Great Idea, Your "Majesty"
How to be a Subversive Manager under Autocratic Leadership
This is the first in an 8-part series on how to be a subversive manager under different leadership styles. The styles are loosely based on work from Lewin through to Burns, and Bass. If you want the theory, go read them. If you want to survive working under those styles, that’s what this is for.
Autocratic leadership is the purest form of top-down management. The person at the top is the monarch. What they say goes. No debate. No nuance. No inconvenient input from the people actually doing the work.
Decisions are made unilaterally. Control is maintained tightly. Obedience is expected. There may be the occasional nod to “open discussion”, but it’s largely ceremonial. You’re welcome to contribute, as long as you agree.
It’s efficient. In the same way a hammer is efficient.
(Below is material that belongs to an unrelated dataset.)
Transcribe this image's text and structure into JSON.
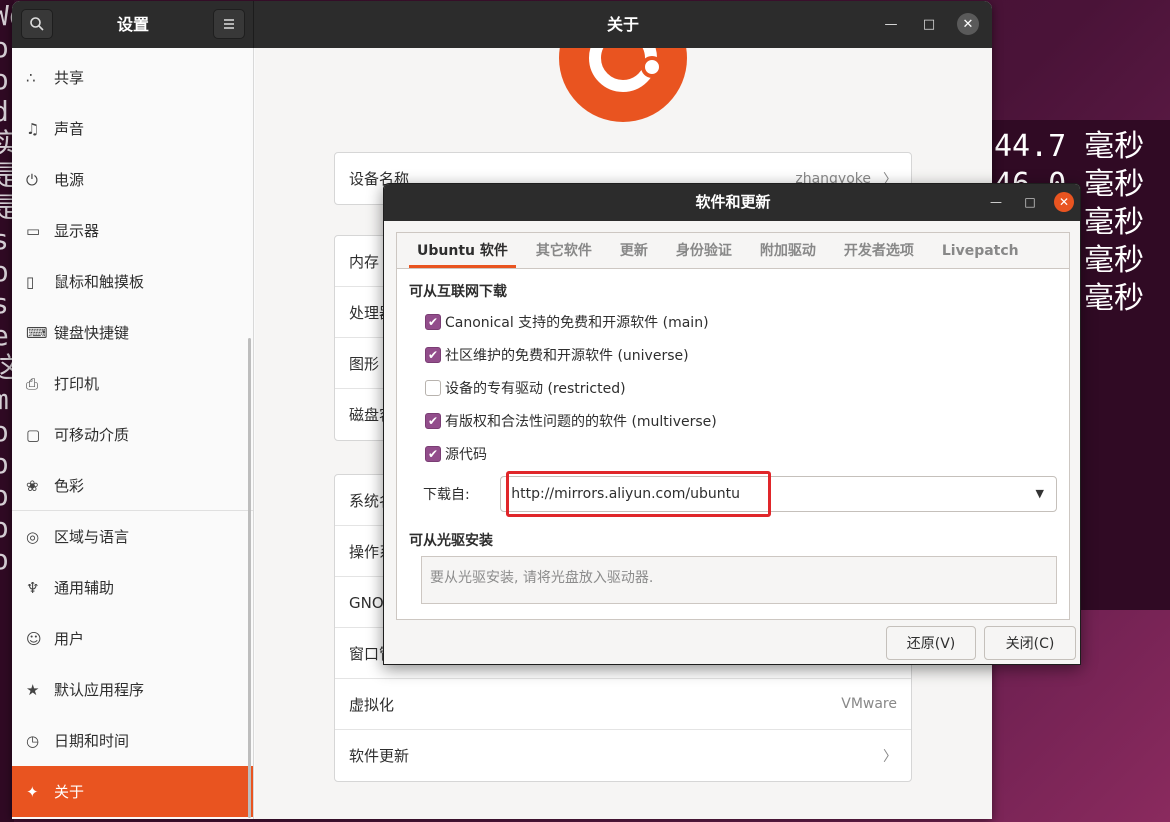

And yes, you can still be a subversive manager in this environment.
Your first job is to create a safe micro-environment for your team. A small pocket of sanity in an otherwise tightly controlled system. You become the buffer. The translator. The shock absorber.
Directives come down. You interpret them. You soften them. You turn blunt instructions into something workable. You shield your team where you can, and you make sure your own activities don’t attract attention from above.
Because if you get attention, there will be intervention.
And intervention rarely improves things.
You’ll also need to master a particular rhythm:
Fail quietly.
Experiment quietly.
Take risks quietly.
Succeed LOUDLY.
And when you succeed, make sure it’s very clear whose vision made it possible. Theirs, of course. Always theirs.
That’s the game.
Autocratic systems run on narrative. Use it. Frame everything upward in the language of leadership’s goals and values. You don’t need to agree with them. You just need to use them. After all, they chose the rules.
From your perspective, this will be stressful. You’re managing two systems at once. The official one, and the one that actually works.
It helps to reframe it as a game.
It’s you and your team operating inside constraints, working out how to do good work without triggering the system that would stop you from doing it.
And within your span of control, you can still lead properly.
Create trust. Encourage initiative. Celebrate wins. Build a culture that feels nothing like the one above it.
Because your team doesn’t report to the organisation, they report to you.
And if you’re doing this properly, they’ll know exactly whose side you’re on.